Parents were urged yesterday to continue vaccinating their children against meningitis C despite reports that 11 people had died following immunisation.

Parents were urged yesterday to continue vaccinating their children against meningitis C despite reports that 11 people had died following immunisation.

The Government denied any link between the deaths and the vaccination, saying all those concerned had suffered from unrelated conditions.

Jackie Fletcher, a spokeswoman for Justice Awareness Basic Support, said: "These deaths are devastating. It needs to be investigated publicly with the greatest urgency. The classic response is to say there is no evidence to support a link. The Department of Health instantly dismisses a link, so there is no investigation. We know it [the vaccine]was brought out 12 months ahead of schedule. What we want to know is what pre-licence trials were carried before introducing it on a mass scale."

The programme has been the subject of considerable debate since it was rushed into place last year to combat an expected rise in cases over the winter.
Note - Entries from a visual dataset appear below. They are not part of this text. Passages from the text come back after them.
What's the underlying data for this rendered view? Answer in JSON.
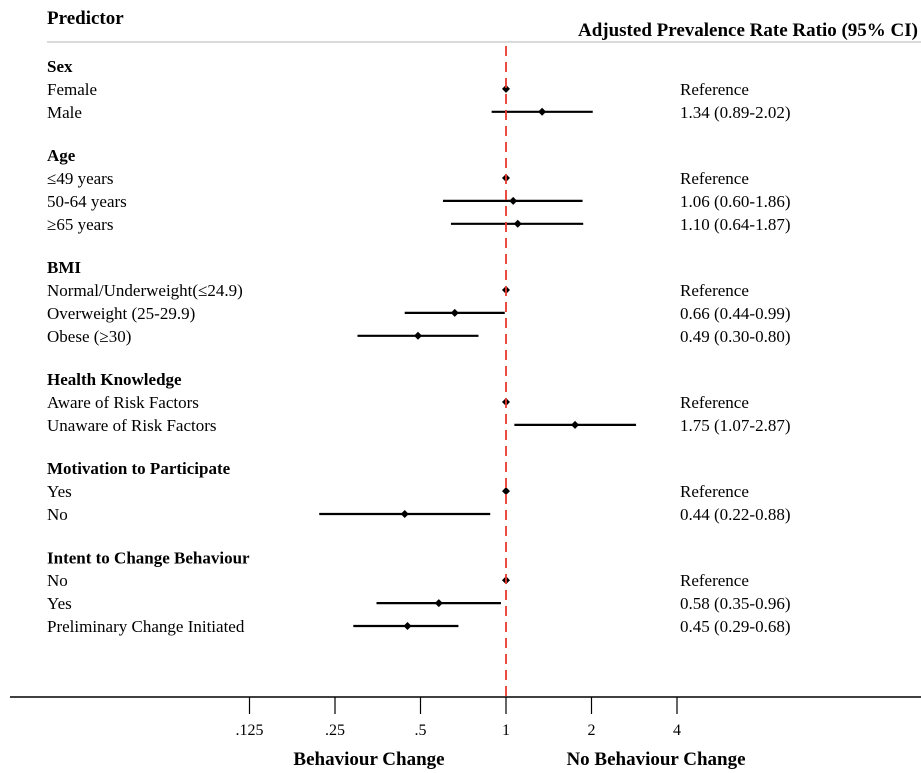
{
  "chart_data": {
    "type": "forest",
    "headers": {
      "predictor": "Predictor",
      "estimate": "Adjusted Prevalence Rate Ratio (95% CI)"
    },
    "x_scale": "log2",
    "xlim": [
      0.1,
      16
    ],
    "reference_line": 1,
    "reference_line_color": "#e8392e",
    "marker_color": "#000000",
    "x_ticks": [
      {
        "value": 0.125,
        "label": ".125"
      },
      {
        "value": 0.25,
        "label": ".25"
      },
      {
        "value": 0.5,
        "label": ".5"
      },
      {
        "value": 1,
        "label": "1"
      },
      {
        "value": 2,
        "label": "2"
      },
      {
        "value": 4,
        "label": "4"
      }
    ],
    "x_label_left": "Behaviour Change",
    "x_label_right": "No Behaviour Change",
    "groups": [
      {
        "name": "Sex",
        "rows": [
          {
            "label": "Female",
            "est": 1,
            "lo": null,
            "hi": null,
            "text": "Reference"
          },
          {
            "label": "Male",
            "est": 1.34,
            "lo": 0.89,
            "hi": 2.02,
            "text": "1.34 (0.89-2.02)"
          }
        ]
      },
      {
        "name": "Age",
        "rows": [
          {
            "label": "≤49 years",
            "est": 1,
            "lo": null,
            "hi": null,
            "text": "Reference"
          },
          {
            "label": "50-64 years",
            "est": 1.06,
            "lo": 0.6,
            "hi": 1.86,
            "text": "1.06 (0.60-1.86)"
          },
          {
            "label": "≥65 years",
            "est": 1.1,
            "lo": 0.64,
            "hi": 1.87,
            "text": "1.10 (0.64-1.87)"
          }
        ]
      },
      {
        "name": "BMI",
        "rows": [
          {
            "label": "Normal/Underweight(≤24.9)",
            "est": 1,
            "lo": null,
            "hi": null,
            "text": "Reference"
          },
          {
            "label": "Overweight (25-29.9)",
            "est": 0.66,
            "lo": 0.44,
            "hi": 0.99,
            "text": "0.66 (0.44-0.99)"
          },
          {
            "label": "Obese (≥30)",
            "est": 0.49,
            "lo": 0.3,
            "hi": 0.8,
            "text": "0.49 (0.30-0.80)"
          }
        ]
      },
      {
        "name": "Health Knowledge",
        "rows": [
          {
            "label": "Aware of Risk Factors",
            "est": 1,
            "lo": null,
            "hi": null,
            "text": "Reference"
          },
          {
            "label": "Unaware of Risk Factors",
            "est": 1.75,
            "lo": 1.07,
            "hi": 2.87,
            "text": "1.75 (1.07-2.87)"
          }
        ]
      },
      {
        "name": "Motivation to Participate",
        "rows": [
          {
            "label": "Yes",
            "est": 1,
            "lo": null,
            "hi": null,
            "text": "Reference"
          },
          {
            "label": "No",
            "est": 0.44,
            "lo": 0.22,
            "hi": 0.88,
            "text": "0.44 (0.22-0.88)"
          }
        ]
      },
      {
        "name": "Intent to Change Behaviour",
        "rows": [
          {
            "label": "No",
            "est": 1,
            "lo": null,
            "hi": null,
            "text": "Reference"
          },
          {
            "label": "Yes",
            "est": 0.58,
            "lo": 0.35,
            "hi": 0.96,
            "text": "0.58 (0.35-0.96)"
          },
          {
            "label": "Preliminary Change Initiated",
            "est": 0.45,
            "lo": 0.29,
            "hi": 0.68,
            "text": "0.45 (0.29-0.68)"
          }
        ]
      }
    ]
  }
}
To date 14 million babies, children and adults have been vaccinated in a programme credited with reducing incidence of the disease by 70 per cent.
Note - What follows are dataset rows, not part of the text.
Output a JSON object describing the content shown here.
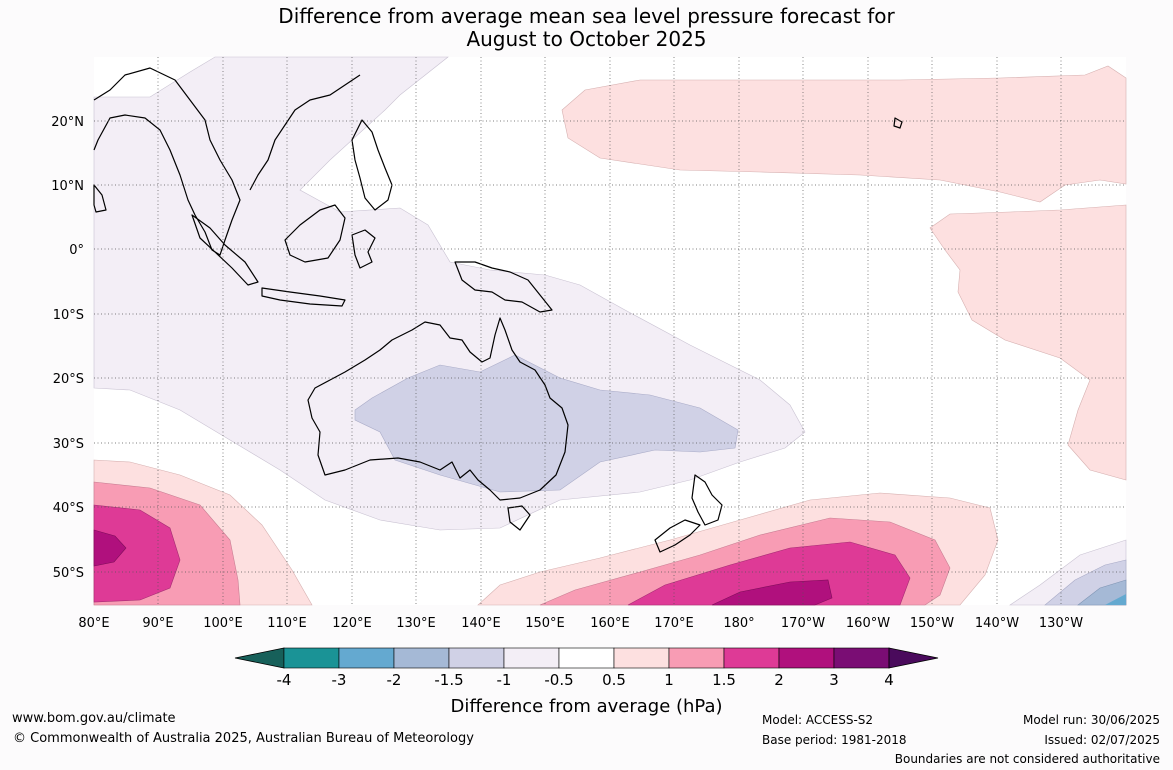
{
  "title": {
    "line1": "Difference from average mean sea level pressure forecast for",
    "line2": "August to October 2025"
  },
  "map": {
    "lat_labels": [
      "20°N",
      "10°N",
      "0°",
      "10°S",
      "20°S",
      "30°S",
      "40°S",
      "50°S"
    ],
    "lon_labels": [
      "80°E",
      "90°E",
      "100°E",
      "110°E",
      "120°E",
      "130°E",
      "140°E",
      "150°E",
      "160°E",
      "170°E",
      "180°",
      "170°W",
      "160°W",
      "150°W",
      "140°W",
      "130°W"
    ]
  },
  "colorbar": {
    "label": "Difference from average (hPa)",
    "ticks": [
      "-4",
      "-3",
      "-2",
      "-1.5",
      "-1",
      "-0.5",
      "0.5",
      "1",
      "1.5",
      "2",
      "3",
      "4"
    ],
    "colors": [
      "#17605a",
      "#1a9396",
      "#64a9d0",
      "#a5b9d6",
      "#d0d1e6",
      "#f3eef6",
      "#ffffff",
      "#fde0e0",
      "#f89cb4",
      "#de3a96",
      "#b0107d",
      "#7a0d74",
      "#4a0a5c"
    ]
  },
  "footer": {
    "website": "www.bom.gov.au/climate",
    "copyright": "© Commonwealth of Australia 2025, Australian Bureau of Meteorology",
    "model": "Model: ACCESS-S2",
    "base_period": "Base period: 1981-2018",
    "model_run": "Model run: 30/06/2025",
    "issued": "Issued: 02/07/2025",
    "disclaimer": "Boundaries are not considered authoritative"
  }
}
But disclosures over the weekend that 11 people had died after being vaccinated have reignited fears that immunisation could lead to fatal reactions.
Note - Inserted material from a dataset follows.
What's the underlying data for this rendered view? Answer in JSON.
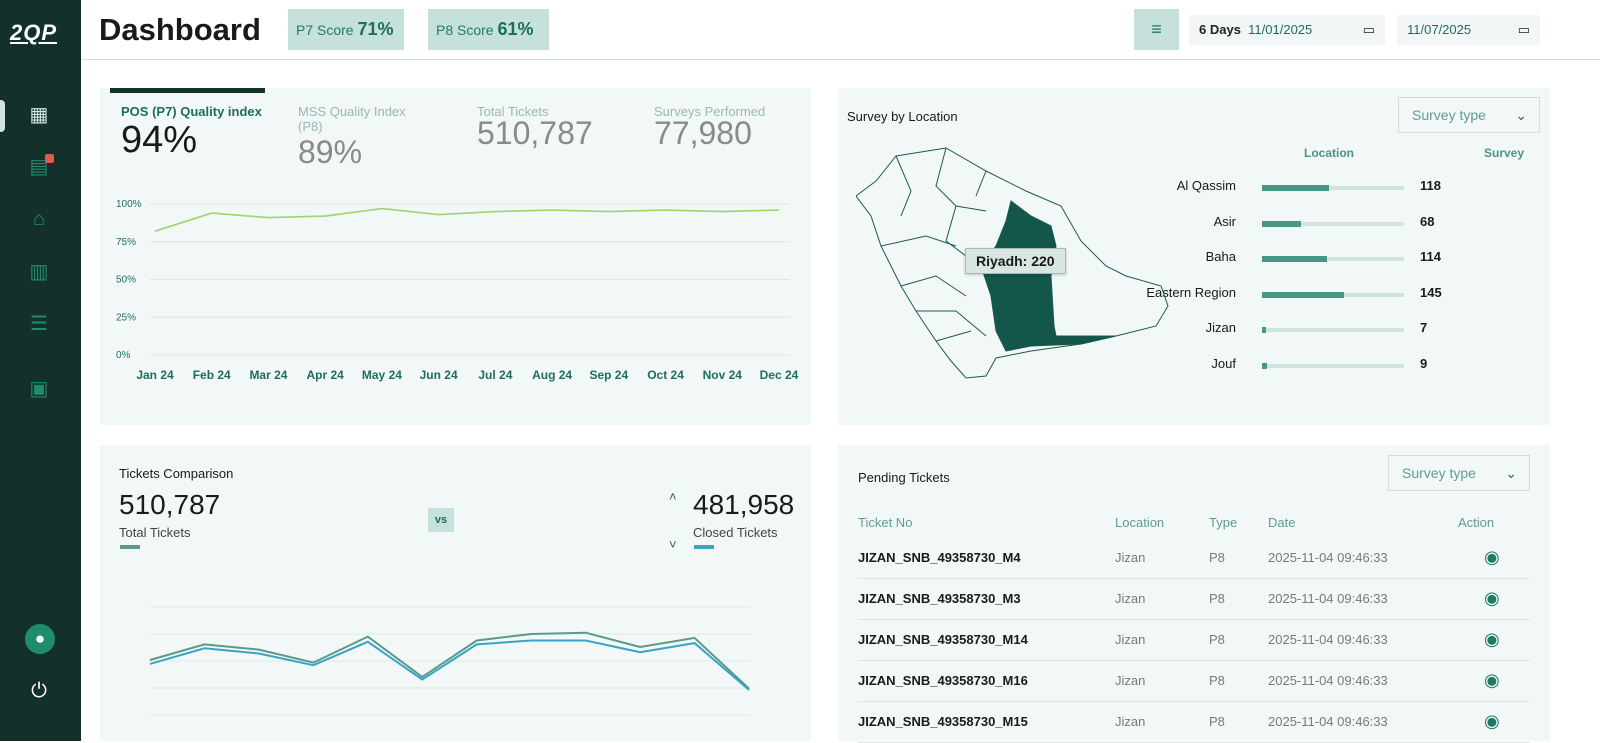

Liam Fox, shadow health secretary, urged ministers to respond to the allegations. "Failure to respond is an abdication of ministerial responsibility, will damage confidence in this vital aspect of public health policy and... fuel speculation that fears may be justified."

The deaths were reported to the Medicines Control Agency but never made public by the Government. Last night a Department of Health spokeswoman said they were "extremely confident" of the jabs' safety. "I am not surprised the deaths were not made public, because they have been investigated and any links were categorically ruled out," she added. "This kind of thing frightens parents, parents who might have already made appointments, and then there is the threat of meningitis C if they are not immunised.

"Meningitis C killed 150 children last year and this jab will save all of those lives. People should continue with the programme," she said.

The department said two of the 11 people who died had existing heart conditions, six died of cot death and one of a convulsion 10 days after he was vaccinated.

Though two deaths were attributed to "septicaemia meningicoccal" - group B meningitis - it was a "completely different disease" from the meningitis C, the spokeswoman said.

Since the immunisation programme began there have been 16,000 reports of adverse reactions - a figure which the DoH insists is to be expected - although opponents believe it is a very conservative estimate of the number of people suffering problems.

The Liberal Democrat science spokesman, Evan Harris, yesterday backed the Department of Health.

"Early findings suggest it has saved lives and these reports of potential adverse reactions from GPs are to be expected from such a widespread campaign. The reports are almost certainly not an indication that the vaccination is unsafe. Parents should continue to get their children vaccinated," said Dr Harris.